If you know who Juliette Binoche is, then you know about her dynamic range. Well, it most certainly hasn't been lost in the role of Maria Enders. In fact, it's in full effect here. This is a powerful performance that makes us believe in the character's tribulations. Kristen Stewart is captivating as Maria's assistant, Valentine. This just might be her most sincere performance to date, as she truly immerses us in this world. Her readings with Binoche are absolutely tense, only further enforcing the film's themes. The role of Jo-Ann Ellis is a very different one for Chloë Grace Moretz. After being so "hit and miss" over the years, it's great to see her playing a completely different character. She's entirely fitting here, as we're constantly made uncomfortable by her manipulative and explosive ways. This is a powerful trio of female performances that manage to hit the nail right on the head. It's nearly impossible to watch Binoche, Stewart, and Moretz without becoming hypnotized by their performances.
Assayas has a very particular style that illuminates Clouds of Sils Maria in the best way possible. There's a constant shift in the color palette, which lends to an ever-evolving story that acts very much like a play. A film that starts with a blue tone progressively becomes more yellow as time goes on. It continues to evolve throughout the picture's duration. This is only further enforced by the decision to utilize slow fades throughout the picture, giving the illusion of a stage play's dimming of the lights in order to move into the next scene. Yet, the picture has such a phenomenal sense of movement. Not long after hearing the news about Wilhelm, Maria is in the car with a storm of emotions raging in her head. The scene is shot from outside of the car, as the reflection of tree branches and other objects move horizontally across it, giving the sequence not only movement, but drama. Writer/director Olivier Assayas has a unique style of filmmaking that proves to be entirely captivating.

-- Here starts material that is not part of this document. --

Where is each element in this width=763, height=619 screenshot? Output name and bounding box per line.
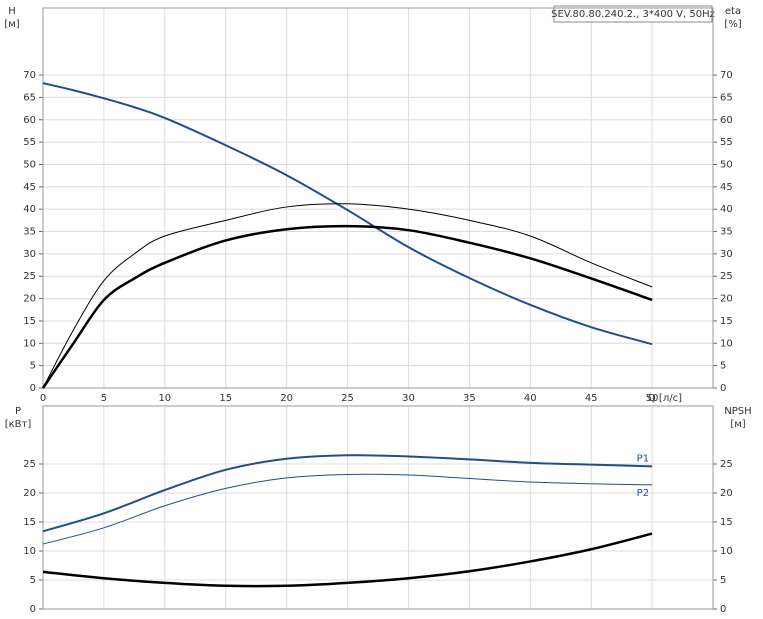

It seems to be increasingly difficult to find filmmaking that successfully captures the fear of aging, which is certainly a reality for many people around the world. This is a universal problem that affects everybody, and most filmmakers fail to handle the subject matter appropriately. Fortunately, writer/director Olivier Assayas has created something truly worthwhile. Told in the structure of a play, this is a film that approaches its themes with respect and intelligence. The well-written script is elevated by brilliant performances by Binoche, Stewart, and Moretz. This film can best be described as Brady Corbet puts it as Piers Roaldson, as being outside of time. Clouds of Sils Maria is transcendent in its grasp of humanity and perspective. Highly recommended!
Clouds of Sils Maria played at AFI FEST 2014 presented by Audi on November 7 and November 12.